It turns out my new house has A LOT of fruit trees. For the past five weeks I have been dealing with a huge harvest of plums and peaches. I’ve made 30+ jars of jam! But it’s dying down now, so I can finally start to break in my new workshop.
The new workshop doesn’t have a sink, so I wanted to start with something relatively small and self-contained that wouldn’t require constant access to water. (In other words, something that won’t turn into a big mess that needs to be mopped up!) So I pulled out the attic trunk roombox that I bought off eBay in March.
This roombox was from a Bauder-Pine workshop at the NAME 1987 national convention in Atlanta. It’s rare for me to buy something that’s already finished, but I passed up bidding on one of these years ago and didn’t want to repeat my mistake.
Opening the top of the trunk gives access to lights and the area behind the door and window.
I neglected to take a “before” photo of this view so this picture is from the eBay auction (hence the “Pic 8” label).
The “stones” on the fireplace are painted wood. I know this because I bumped one of them and a bit of wood flaked off. (I was able to glue it back on.)
I like how the mortar spooges out between the stones and between the lath pieces on this side. It’s very attic-like. Beyond the door you can see some ugly wallpaper.
I pulled these out of my stash as possible wallpaper replacements (both are from Itsy Bitsy Mini). The newspaper print might be appropriate inside an attic, but it didn’t seem right for the hallway outside the attic, so I decided to go with the birds.
The room is a separate structure that theoretically lifts out of the trunk, but the wire for the lights runs through both the room and the trunk, which prevents me from pulling the room out without disconnecting the lights. This leaves a very narrow space for dealing with the wallpaper. Also, as you can sort of see in this picture, the floor has a step.
I taped together pieces of paper to make a template.
Then I used the template to cut out the wallpaper. I sprayed this with UV-protection matte sealer before proceeding.
That looks a lot better!
The Itsy Bitsy paper is nice and stiff, and when I did a dry fit it neatly covered up the paper underneath.
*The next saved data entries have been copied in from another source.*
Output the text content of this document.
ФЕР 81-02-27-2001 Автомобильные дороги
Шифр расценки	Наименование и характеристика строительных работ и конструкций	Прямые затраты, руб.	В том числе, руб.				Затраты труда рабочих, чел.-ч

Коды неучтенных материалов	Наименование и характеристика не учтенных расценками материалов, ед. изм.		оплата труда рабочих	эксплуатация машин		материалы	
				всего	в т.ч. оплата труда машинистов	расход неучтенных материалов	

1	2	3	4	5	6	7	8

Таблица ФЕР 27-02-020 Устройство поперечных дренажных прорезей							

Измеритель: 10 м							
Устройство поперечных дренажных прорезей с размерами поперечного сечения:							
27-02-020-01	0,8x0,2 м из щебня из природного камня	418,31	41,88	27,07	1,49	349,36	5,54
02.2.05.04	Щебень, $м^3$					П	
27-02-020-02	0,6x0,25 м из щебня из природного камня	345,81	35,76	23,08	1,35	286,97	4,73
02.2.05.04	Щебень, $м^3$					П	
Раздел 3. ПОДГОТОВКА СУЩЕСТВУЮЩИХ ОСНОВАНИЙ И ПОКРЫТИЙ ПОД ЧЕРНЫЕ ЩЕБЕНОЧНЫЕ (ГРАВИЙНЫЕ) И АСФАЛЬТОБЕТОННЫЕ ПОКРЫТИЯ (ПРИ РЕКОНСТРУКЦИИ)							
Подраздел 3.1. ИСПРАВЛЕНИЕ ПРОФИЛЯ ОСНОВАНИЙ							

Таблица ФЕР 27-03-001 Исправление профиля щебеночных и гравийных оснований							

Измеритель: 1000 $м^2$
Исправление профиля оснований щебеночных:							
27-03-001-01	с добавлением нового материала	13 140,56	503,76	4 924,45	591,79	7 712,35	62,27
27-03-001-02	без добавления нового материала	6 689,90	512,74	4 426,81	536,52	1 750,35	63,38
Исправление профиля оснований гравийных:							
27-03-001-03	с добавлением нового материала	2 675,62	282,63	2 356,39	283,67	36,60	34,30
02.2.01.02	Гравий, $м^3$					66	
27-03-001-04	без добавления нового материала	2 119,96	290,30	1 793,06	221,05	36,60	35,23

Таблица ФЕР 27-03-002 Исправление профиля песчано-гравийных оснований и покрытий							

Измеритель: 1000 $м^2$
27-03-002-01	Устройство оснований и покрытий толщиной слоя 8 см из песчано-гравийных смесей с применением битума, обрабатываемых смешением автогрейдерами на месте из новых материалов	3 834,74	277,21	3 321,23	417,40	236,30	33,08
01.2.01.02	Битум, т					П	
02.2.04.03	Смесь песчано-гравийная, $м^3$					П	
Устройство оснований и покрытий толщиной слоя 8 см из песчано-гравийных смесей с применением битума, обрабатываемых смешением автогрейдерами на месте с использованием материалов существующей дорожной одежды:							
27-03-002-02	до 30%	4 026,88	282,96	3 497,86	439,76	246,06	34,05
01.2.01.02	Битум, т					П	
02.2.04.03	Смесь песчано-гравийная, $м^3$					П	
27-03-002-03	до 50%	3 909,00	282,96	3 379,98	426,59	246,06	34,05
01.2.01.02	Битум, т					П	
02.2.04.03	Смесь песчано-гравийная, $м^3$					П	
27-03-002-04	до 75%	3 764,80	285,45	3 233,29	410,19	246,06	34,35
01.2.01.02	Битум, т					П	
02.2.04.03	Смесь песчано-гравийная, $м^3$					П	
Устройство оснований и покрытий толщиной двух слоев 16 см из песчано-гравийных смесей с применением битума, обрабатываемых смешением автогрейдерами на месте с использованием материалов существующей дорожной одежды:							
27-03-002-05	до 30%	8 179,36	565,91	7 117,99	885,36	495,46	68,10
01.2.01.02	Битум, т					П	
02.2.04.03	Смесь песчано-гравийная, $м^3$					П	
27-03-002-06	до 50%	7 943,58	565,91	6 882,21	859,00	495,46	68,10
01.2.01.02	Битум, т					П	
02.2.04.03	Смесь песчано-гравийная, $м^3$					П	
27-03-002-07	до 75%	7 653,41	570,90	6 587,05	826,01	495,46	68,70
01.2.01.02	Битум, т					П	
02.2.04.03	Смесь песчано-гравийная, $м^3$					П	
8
But when I put wallpaper mucilage on the back of the paper, it softened, and I wasn’t able to push it all the way down to the step. So you can see a bit of the old paper peeking out the bottom. This isn’t that noticeable (it’s behind a door!) but I couldn’t stand to leave it that way.
Baseboard to the rescue! That’s better, but I don’t like how the baseboard stops abruptly at the edge of the step. I’ve never liked that in dollhouse stairs and decided to do something about it this time.
I cut a piece of baseboard with 45-degree angles at each end and sanded down the pointy parts to meet up with the baseboard pieces above and below the step. Then I cut a triangular piece of basswood for the angled piece to sit on top of.
I painted all the pieces with Behr Varnished Ivory.
Here’s the top view.
And here’s the view through the door. You can just barely see this baseboard because of the angle. I would have liked to fill in the gap where the pieces meet with wood filler and paint over the seam, but there’s no way to do that in this narrow space.